I am new to this server administration art, so my apology if I am asking something very basic... Anyway, here is my dilemma. If I know the IP range that I want to block the best option is to block it with IPTABLES (thanks to @deathshadow for educating me on this). This works well when you want to block entire countries. But what happens when you want to block specific IPs rather than ranges? Is iptables still more effective than "deny from [IP]" in .htaccess? I read that you don't want iptables to grow too big as it slows performance, but I guess it is still more effective than having big .htaccess..? When it comes to blocking spam bots or referrers, robots.txt is just a suggestion for bots, when I looked at my traffic logs I noticed that most bots don't even look at robots.txt file. As far as I understand the only option here is to use .htaccess 1. I am currently using this in my .htaccess: SetEnvIfNoCase User-Agent *ahrefsbot* bad_bot=yes SetEnvIfNoCase Referer fbdownloader.com spammer=yes ... SetEnvIfNoCase Referer social-buttons.com spammer=yes Order allow,deny Allow from all Deny from env=spammer Deny from env=bad_bot 2. Apparently, there is another approach as per below: # Deny domain access to spammers RewriteEngine on RewriteBase / RewriteCond %{HTTP_USER_AGENT} queryseeker [OR] RewriteCond %{HTTP_REFERER} ^(www\.)?.*(-|.)?adult(-|.).*$ [OR] ... RewriteCond %{HTTP_REFERER} ^(www\.)?.*(-|.)?sex(-|.).*$ RewriteRule .* - [F,L] Which approach is better #1 or #2? Any better alternative? Finally, somebody suggested that you need to have both (as per example below). Is it true? RewriteEngine On RewriteCond %{HTTP_USER_AGENT} ^rogerbot [OR] RewriteCond %{HTTP_USER_AGENT} ^exabot [OR] RewriteCond %{HTTP_USER_AGENT} ^MJ12bot [OR] RewriteCond %{HTTP_USER_AGENT} ^dotbot [OR] RewriteCond %{HTTP_USER_AGENT} ^gigabot [OR] RewriteCond %{HTTP_USER_AGENT} ^AhrefsBot RewriteRule .* – [F] SetEnvIfNoCase User-Agent .*rogerbot.* bad_bot SetEnvIfNoCase User-Agent .*exabot.* bad_bot SetEnvIfNoCase User-Agent .*mj12bot.* bad_bot SetEnvIfNoCase User-Agent .*dotbot.* bad_bot SetEnvIfNoCase User-Agent .*gigabot.* bad_bot SetEnvIfNoCase User-Agent .*ahrefsbot.* bad_bot SetEnvIfNoCase User-Agent .*sitebot.* bad_bot Order Allow,Deny Allow from all Deny from env=bad_bot
htaccess use is inefficient and if you care about performance (as you seem to), htaccess should be disabled entirely. Configuration settings can be made directly in the Apache configuration files (such as virtual hosts). Blocking at the firewall level is the preferred method. However, IP addresses of bots can change. So if you block by IP address, if that bot changes IPs you will no longer be blocking it. On shared hosting, I block (using htaccess) by user agent string. So if the bot changes IPs, it will still be blocked. That will not prevent bad bots from using fake user agent strings (like a scraper intent on harvesting your content). But most of the bots you will want to block, like Majestic and Brandwatch, don't do that. They identify themselves using their user agent strings and are easy to block by that method regardless of what IP they are coming from.

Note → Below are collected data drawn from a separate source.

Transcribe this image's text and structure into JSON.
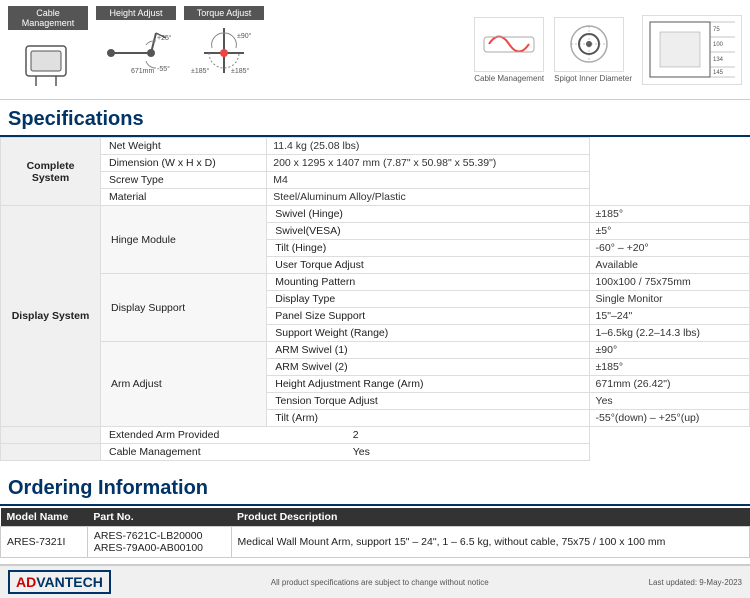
{
  "topFeatures": [
    {
      "label": "Cable\nManagement",
      "annotations": []
    },
    {
      "label": "Height Adjust",
      "value": "671mm",
      "annotations": [
        "+25°",
        "-55°"
      ]
    },
    {
      "label": "Torque Adjust",
      "annotations": [
        "±90°",
        "±185°",
        "±185°"
      ]
    }
  ],
  "topDiagrams": [
    {
      "label": "Cable Management"
    },
    {
      "label": "Spigot Inner Diameter"
    },
    {
      "label": ""
    }
  ],
  "sections": {
    "specifications": {
      "title": "Specifications",
      "groups": [
        {
          "group": "Complete System",
          "rows": [
            {
              "param": "Net Weight",
              "value": "11.4 kg (25.08 lbs)"
            },
            {
              "param": "Dimension (W x H x D)",
              "value": "200 x 1295 x 1407 mm (7.87\" x 50.98\" x 55.39\")"
            },
            {
              "param": "Screw Type",
              "value": "M4"
            },
            {
              "param": "Material",
              "value": "Steel/Aluminum Alloy/Plastic"
            }
          ]
        },
        {
          "group": "Display System",
          "subGroups": [
            {
              "subGroup": "Hinge Module",
              "rows": [
                {
                  "param": "Swivel (Hinge)",
                  "value": "±185°"
                },
                {
                  "param": "Swivel(VESA)",
                  "value": "±5°"
                },
                {
                  "param": "Tilt (Hinge)",
                  "value": "-60° – +20°"
                },
                {
                  "param": "User Torque Adjust",
                  "value": "Available"
                }
              ]
            },
            {
              "subGroup": "Display Support",
              "rows": [
                {
                  "param": "Mounting Pattern",
                  "value": "100x100 / 75x75mm"
                },
                {
                  "param": "Display Type",
                  "value": "Single Monitor"
                },
                {
                  "param": "Panel Size Support",
                  "value": "15\"–24\""
                },
                {
                  "param": "Support Weight (Range)",
                  "value": "1–6.5kg (2.2–14.3 lbs)"
                }
              ]
            },
            {
              "subGroup": "Arm Adjust",
              "rows": [
                {
                  "param": "ARM Swivel (1)",
                  "value": "±90°"
                },
                {
                  "param": "ARM Swivel (2)",
                  "value": "±185°"
                },
                {
                  "param": "Height Adjustment Range (Arm)",
                  "value": "671mm (26.42\")"
                },
                {
                  "param": "Tension Torque Adjust",
                  "value": "Yes"
                },
                {
                  "param": "Tilt (Arm)",
                  "value": "-55°(down) – +25°(up)"
                }
              ]
            }
          ],
          "bottomRows": [
            {
              "param": "Extended Arm Provided",
              "value": "2"
            },
            {
              "param": "Cable Management",
              "value": "Yes"
            }
          ]
        }
      ]
    },
    "ordering": {
      "title": "Ordering Information",
      "headers": [
        "Model Name",
        "Part No.",
        "Product Description"
      ],
      "rows": [
        {
          "model": "ARES-7321I",
          "parts": [
            "ARES-7621C-LB20000",
            "ARES-79A00-AB00100"
          ],
          "description": "Medical Wall Mount Arm, support 15\" – 24\", 1 – 6.5 kg, without cable, 75x75 / 100 x 100 mm"
        }
      ]
    }
  },
  "footer": {
    "logo": "ADVANTECH",
    "note": "All product specifications are subject to change without notice",
    "date": "Last updated: 9-May-2023"
  }
}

Resolved - see this thread here https://forums.digitalpoint.com/thr...th-htaccess-what-is-the-right-syntax.2752511/
The bad bot block in htaccess or apache config files works but you can also use iptables string match if they get way out of hand. It is also useful to do that when you need to analyze the logs, you wont have them constantly flooding your screen. You can do this by a command like this: iptables -I INPUT -p tcp -m string --string "baidu" --algo bm -j DROP If you use a firewall script like CSF you would put this in /etc/csf/csfpre.sh then restart. The string match is very useful for a variety of web server annoyances or attacks. For example, the last few months I have been dealing with wordpress brute forces like crazy and if you can get the client to change the admin page you could make a string match for wp-login.php and so on.
Thanks @itbypros I currently use vhost.conf instead of .htaccess (see my previous message). I guess my question is what is more efficient method: blocking with iptables (as you suggested) or with vhost? I currently use iptables to block rogue IPs and IP ranges and it's also used by fail2ban jails...
Interesting... I guess I can use iptables to block both bots and referrers with: iptables -I INPUT -p TCP -m string --string "bot or referrer pattern" --algo bm -j LOG --log-prefix "badguys" iptables -I INPUT -p TCP -m string --string "bot or referrer pattern" --algo bm -j DROP Any issues with this approach? I understand that the danger here is blocking legitimate requests matching the pattern, e.g. in case of vhost/.htaccess it checks only the UA, here it will check entire request for pattern match...